Just had what looks to be another spoof attempt show up in my inbox. Here's the URL of the (very-authentic looking) "Sign In" link that supposedly enters you into a contest to win a nice vehicle:

This URL actually goes to, not, if I understand URL-speak. When you go there, you get a eBay-like login box. I'm sure they'll catch a bunch of folks with this.


Definitely a spoof. Looks fucking real, though! All elements of the login form are actually ebay's, and all the links go to ebay, except of course the sign in button. It even says 'Thank you' and tells you it had you entered in the draw if you enter anything...

You're right, there'll be tons of people falling for this.


This Message was deleted. This empty message preserves the threading when a post with followup(s) is deleted.


I think you can relax, Bill... eBay is down at the moment.


Tnx Patrick---I was a bit hysterical there for a moment!

All OK now.


What's this thing look like?

I have a message in the bulk mail section (My Yahoo generally puts eBay stuff in the regular mail box.) about an "ebaY Draw". I have not opened it yet. I tried opening it but it stalled out. If eBay is down at the moment then maybe it was really from eBay.


eBay, and most other reputable web organizations, make it a point to emphasize that they will never ask you for your password as part of an email. This is exactly what this spoof is doing.

Ask yourself this: why would eBay need you to login to "confirm" your entry in this so-called "bonus draw"? Even if there was such a draw, why wouldn't they just tell you to log into your account in the usual way and then click on some special bonus link?

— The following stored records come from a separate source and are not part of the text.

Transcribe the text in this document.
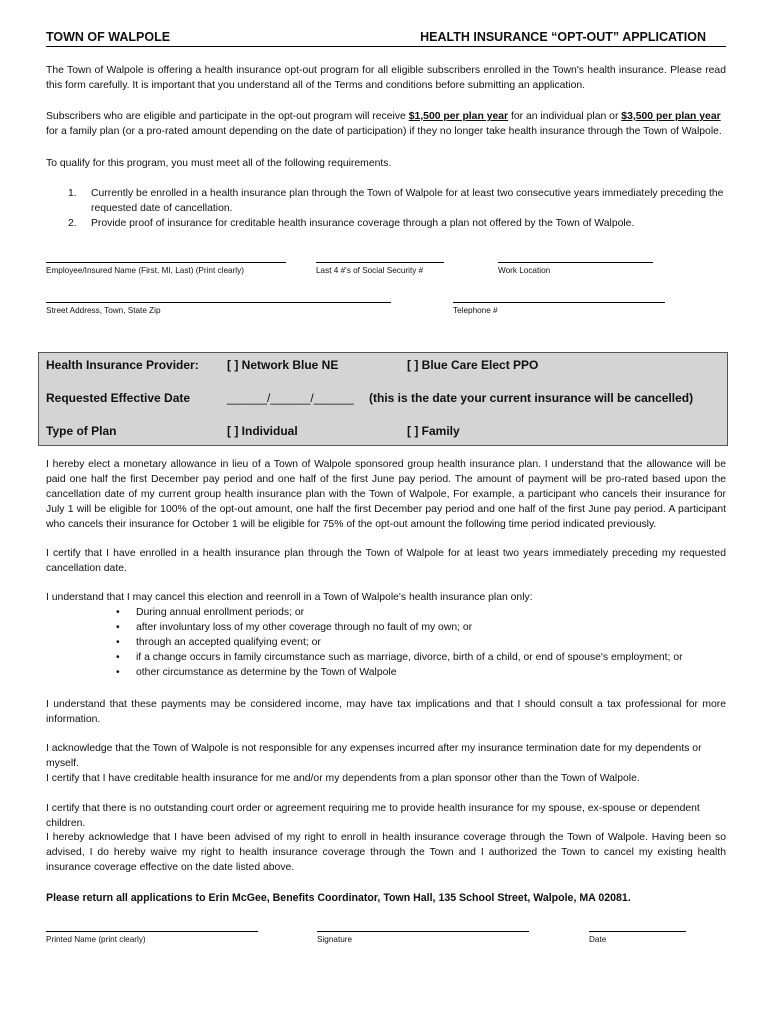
TOWN OF WALPOLE	HEALTH INSURANCE “OPT-OUT” APPLICATION
The Town of Walpole is offering a health insurance opt-out program for all eligible subscribers enrolled in the Town's health insurance. Please read this form carefully. It is important that you understand all of the Terms and conditions before submitting an application.
Subscribers who are eligible and participate in the opt-out program will receive $1,500 per plan year for an individual plan or $3,500 per plan year for a family plan (or a pro-rated amount depending on the date of participation) if they no longer take health insurance through the Town of Walpole.
To qualify for this program, you must meet all of the following requirements.
1. Currently be enrolled in a health insurance plan through the Town of Walpole for at least two consecutive years immediately preceding the requested date of cancellation.
2. Provide proof of insurance for creditable health insurance coverage through a plan not offered by the Town of Walpole.
Employee/Insured Name (First, MI, Last) (Print clearly)	Last 4 #'s of Social Security #	Work Location
Street Address, Town, State Zip	Telephone #
I hereby elect a monetary allowance in lieu of a Town of Walpole sponsored group health insurance plan. I understand that the allowance will be paid one half the first December pay period and one half of the first June pay period. The amount of payment will be pro-rated based upon the cancellation date of my current group health insurance plan with the Town of Walpole, For example, a participant who cancels their insurance for July 1 will be eligible for 100% of the opt-out amount, one half the first December pay period and one half of the first June pay period. A participant who cancels their insurance for October 1 will be eligible for 75% of the opt-out amount the following time period indicated previously.
I certify that I have enrolled in a health insurance plan through the Town of Walpole for at least two years immediately preceding my requested cancellation date.
I understand that I may cancel this election and reenroll in a Town of Walpole's health insurance plan only:
• During annual enrollment periods; or
• after involuntary loss of my other coverage through no fault of my own; or
• through an accepted qualifying event; or
• if a change occurs in family circumstance such as marriage, divorce, birth of a child, or end of spouse's employment; or
• other circumstance as determine by the Town of Walpole
I understand that these payments may be considered income, may have tax implications and that I should consult a tax professional for more information.
I acknowledge that the Town of Walpole is not responsible for any expenses incurred after my insurance termination date for my dependents or myself.
I certify that I have creditable health insurance for me and/or my dependents from a plan sponsor other than the Town of Walpole.
I certify that there is no outstanding court order or agreement requiring me to provide health insurance for my spouse, ex-spouse or dependent children.
I hereby acknowledge that I have been advised of my right to enroll in health insurance coverage through the Town of Walpole. Having been so advised, I do hereby waive my right to health insurance coverage through the Town and I authorized the Town to cancel my existing health insurance coverage effective on the date listed above.
Please return all applications to Erin McGee, Benefits Coordinator, Town Hall, 135 School Street, Walpole, MA 02081.
Printed Name (print clearly)	Signature	Date
Health Insurance Provider: [ ] Network Blue NE	[ ] Blue Care Elect PPO
Requested Effective Date	______/______/______ (this is the date your current insurance will be cancelled)
Type of Plan	[ ] Individual	[ ] Family
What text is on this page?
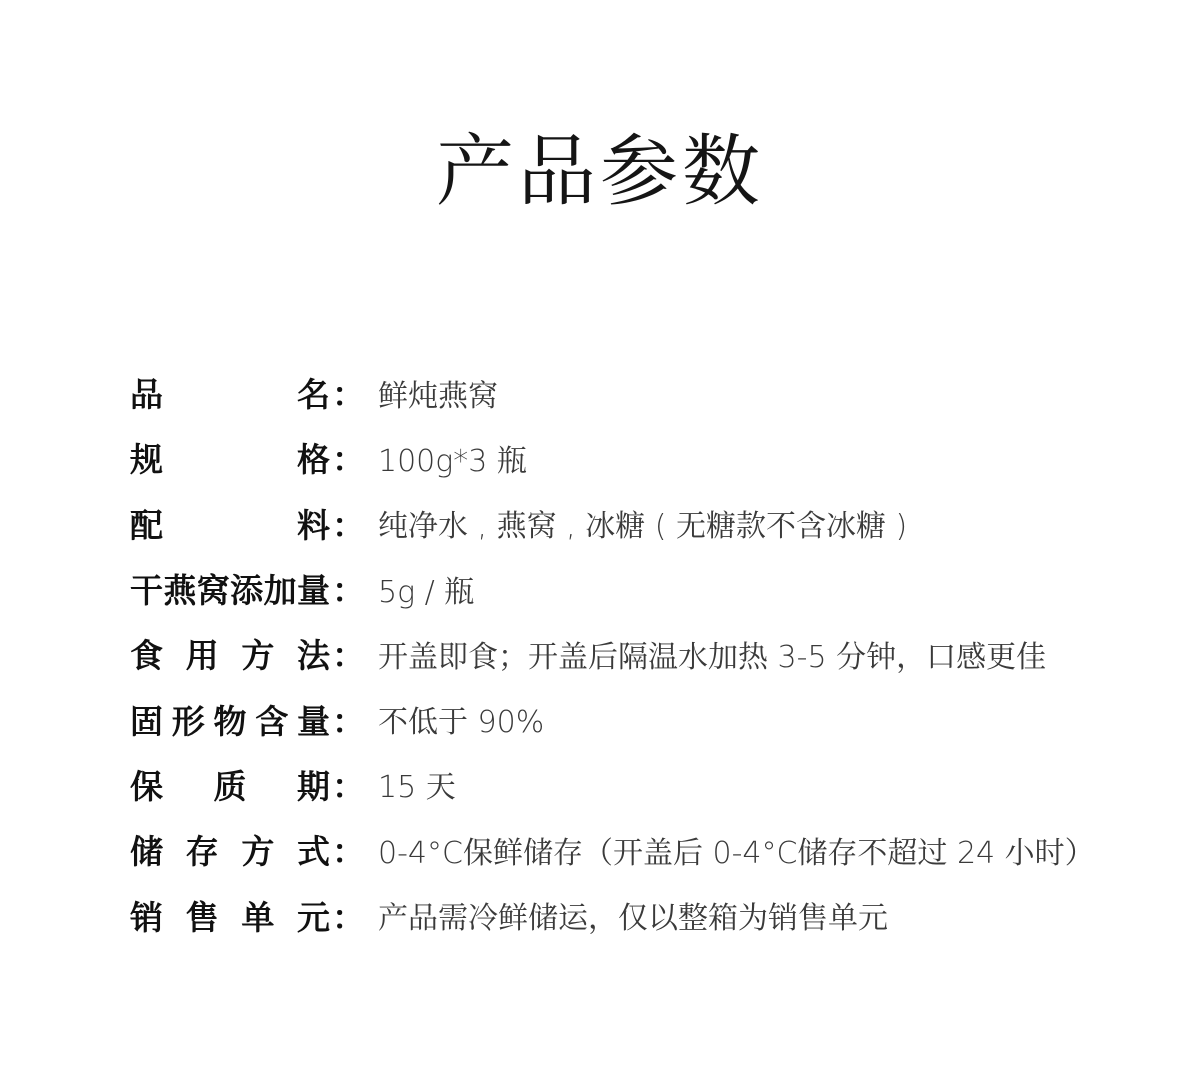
产品参数
品	名 ： 鲜炖燕窝
规	格 ： 100g*3 瓶
配	料 ： 纯净水 , 燕窝 , 冰糖 ( 无糖款不含冰糖 )
干 燕 窝 添 加 量 ： 5g / 瓶
食 用 方 法 ： 开盖即食；开盖后隔温水加热 3-5 分钟，口感更佳
固 形 物 含 量 ： 不低于 90%
保 质 期 ： 15 天
储 存 方 式 ： 0-4°C保鲜储存（开盖后 0-4°C储存不超过 24 小时）
销 售 单 元 ： 产品需冷鲜储运，仅以整箱为销售单元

These slime moulds are preying on the vast hordes of people who are not intimately aware of all the idiosyncracies and vagaries of web technology. In fact, by default browsers should pop up a warning explaining what is happening whenever this special URL mechanism is used. The true domain that is being asked for should be part of the pop-up message. These days it is rare for anybody to want to send user name and passwords in the clear as part of a URL. Anonymous ftp might be the most common exception.


Hey guys,
I got this email too. It is deffinately not from ebay. I sent it to their fraud department. They assured me that they are not connected to this hoax in any way.